The bill also includes language authorizing bolstered security cooperation with Taiwan as well as broader collaboration with India with regard to defense readiness and technology, according to Politico.

Though the Taiwanese government lauded those provisions, China suggested that they would “cause serious damage to peace and stability in the Taiwan Strait.”

White House responds

The Biden administration registered its reaction on Monday to China's bold movements through a statement from a White House National Security Council spokesperson, who said that the president is “concerned by the People's Republic of China's provocative military activity near Taiwan, which is destabilizing, risks miscalculations, and undermines regional peace and stability.”

“We will continue to assist Taiwan in maintaining a sufficient self-defense capability in line with our long-standing commitments and consistent with our one China policy,” the statement continued.

China has been engaging in a pattern of escalation in its military shows of strength toward Taiwan, particularly in the wake of an historic, yet controversial, visit to the island by House Speaker Nancy Pelosi (D-CA) last summer.

Japan takes action

The increasingly aggressive conduct on the part of Beijing has prompted a strong response not just from the United States in its defense spending bill, but it also sparked a dramatic change in course from Japan, which recently announced a doubling of its defense spending budget and its decision to develop a counterstrike ability that would allow for retaliatory action on foreign soil, as CBS News reported.

Such a drastic change in policy has received particular global attention given Japan's long history of pacifism and its traditional reliance on the United States for substantial assistance in meeting its security needs.

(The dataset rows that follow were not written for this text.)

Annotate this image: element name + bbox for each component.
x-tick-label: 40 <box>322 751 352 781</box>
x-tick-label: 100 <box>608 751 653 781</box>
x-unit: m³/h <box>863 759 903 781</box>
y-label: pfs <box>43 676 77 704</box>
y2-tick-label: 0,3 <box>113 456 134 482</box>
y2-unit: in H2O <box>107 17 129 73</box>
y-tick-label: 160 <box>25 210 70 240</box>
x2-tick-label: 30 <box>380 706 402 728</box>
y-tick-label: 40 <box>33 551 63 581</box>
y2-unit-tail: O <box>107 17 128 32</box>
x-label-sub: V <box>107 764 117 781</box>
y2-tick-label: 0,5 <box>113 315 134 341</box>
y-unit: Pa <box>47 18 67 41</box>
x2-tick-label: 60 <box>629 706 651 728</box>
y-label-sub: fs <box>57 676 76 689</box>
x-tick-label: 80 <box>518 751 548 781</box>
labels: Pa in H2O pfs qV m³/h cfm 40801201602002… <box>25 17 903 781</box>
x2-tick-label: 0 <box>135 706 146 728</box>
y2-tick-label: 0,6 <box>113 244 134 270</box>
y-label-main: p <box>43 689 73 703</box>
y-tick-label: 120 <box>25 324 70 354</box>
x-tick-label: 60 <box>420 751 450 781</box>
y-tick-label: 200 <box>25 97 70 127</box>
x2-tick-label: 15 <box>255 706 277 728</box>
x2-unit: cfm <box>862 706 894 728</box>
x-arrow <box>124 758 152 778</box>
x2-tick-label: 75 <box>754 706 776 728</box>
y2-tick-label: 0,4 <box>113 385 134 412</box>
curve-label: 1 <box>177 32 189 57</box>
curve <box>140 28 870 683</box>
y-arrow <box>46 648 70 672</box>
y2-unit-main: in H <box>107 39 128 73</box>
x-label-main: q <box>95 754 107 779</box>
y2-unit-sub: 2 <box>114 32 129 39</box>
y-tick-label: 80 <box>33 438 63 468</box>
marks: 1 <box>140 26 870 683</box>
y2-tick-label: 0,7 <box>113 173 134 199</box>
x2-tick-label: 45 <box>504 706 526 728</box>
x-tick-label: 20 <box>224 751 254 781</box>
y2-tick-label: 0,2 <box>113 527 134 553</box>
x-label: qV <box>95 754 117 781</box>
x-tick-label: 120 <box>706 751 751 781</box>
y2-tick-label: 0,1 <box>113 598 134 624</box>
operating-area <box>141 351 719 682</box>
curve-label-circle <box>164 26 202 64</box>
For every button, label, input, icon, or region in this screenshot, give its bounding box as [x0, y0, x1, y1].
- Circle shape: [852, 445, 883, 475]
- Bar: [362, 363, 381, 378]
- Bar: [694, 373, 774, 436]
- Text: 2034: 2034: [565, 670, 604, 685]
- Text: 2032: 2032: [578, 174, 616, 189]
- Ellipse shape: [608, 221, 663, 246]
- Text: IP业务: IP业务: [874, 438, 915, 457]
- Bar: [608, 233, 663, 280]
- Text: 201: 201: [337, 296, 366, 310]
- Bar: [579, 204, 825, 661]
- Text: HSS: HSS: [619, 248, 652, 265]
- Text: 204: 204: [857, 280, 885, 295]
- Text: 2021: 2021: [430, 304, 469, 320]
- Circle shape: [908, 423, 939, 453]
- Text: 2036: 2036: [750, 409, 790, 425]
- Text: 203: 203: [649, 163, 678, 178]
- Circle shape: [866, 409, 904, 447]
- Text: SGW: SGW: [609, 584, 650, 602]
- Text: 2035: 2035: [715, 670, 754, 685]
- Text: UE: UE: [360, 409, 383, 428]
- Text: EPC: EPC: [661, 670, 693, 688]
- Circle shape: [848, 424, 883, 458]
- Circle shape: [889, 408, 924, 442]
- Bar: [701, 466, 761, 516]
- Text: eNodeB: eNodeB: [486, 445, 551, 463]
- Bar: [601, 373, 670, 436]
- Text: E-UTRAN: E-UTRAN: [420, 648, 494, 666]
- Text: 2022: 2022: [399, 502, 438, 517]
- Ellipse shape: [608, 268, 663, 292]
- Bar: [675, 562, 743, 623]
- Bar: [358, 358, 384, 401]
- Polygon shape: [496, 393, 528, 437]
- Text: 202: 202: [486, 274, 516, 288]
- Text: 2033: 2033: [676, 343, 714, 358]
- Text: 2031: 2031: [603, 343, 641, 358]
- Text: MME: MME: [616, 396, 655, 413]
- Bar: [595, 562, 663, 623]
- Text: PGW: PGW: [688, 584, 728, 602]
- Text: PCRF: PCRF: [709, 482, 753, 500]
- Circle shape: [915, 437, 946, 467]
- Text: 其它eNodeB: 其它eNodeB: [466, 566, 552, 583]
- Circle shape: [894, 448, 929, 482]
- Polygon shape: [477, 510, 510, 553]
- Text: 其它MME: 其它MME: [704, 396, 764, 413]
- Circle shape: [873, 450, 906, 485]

In explaining his country's rationale for such a shift, Japanese Prime Minister Fumio Kishida said, “Unfortunately, in the vicinity of our country, there are countries carrying out activities such as enhancement of nuclear capability, a rapid military build-up and unilateral attempt to change the status quo by force.”

A recent update to the country's National Security Strategy document made specific reference to China as “the greatest strategic challenge ever to securing the peace and stability of Japan” and said that shared borders with Russia, China, and North Korea have created for Tokyo the “most severe and complex security environment since the end of World War II.”

Unsurprisingly, Beijing did not respond approvingly to Kishida's plans, as the Japan Times noted, with the Chinese government announcing that it was “firmly opposed” and “strongly dissatisfied” with the news, but whether growing alignment against its belligerent stance in the region will prompt more action similar to what was observed on Sunday, only time will tell.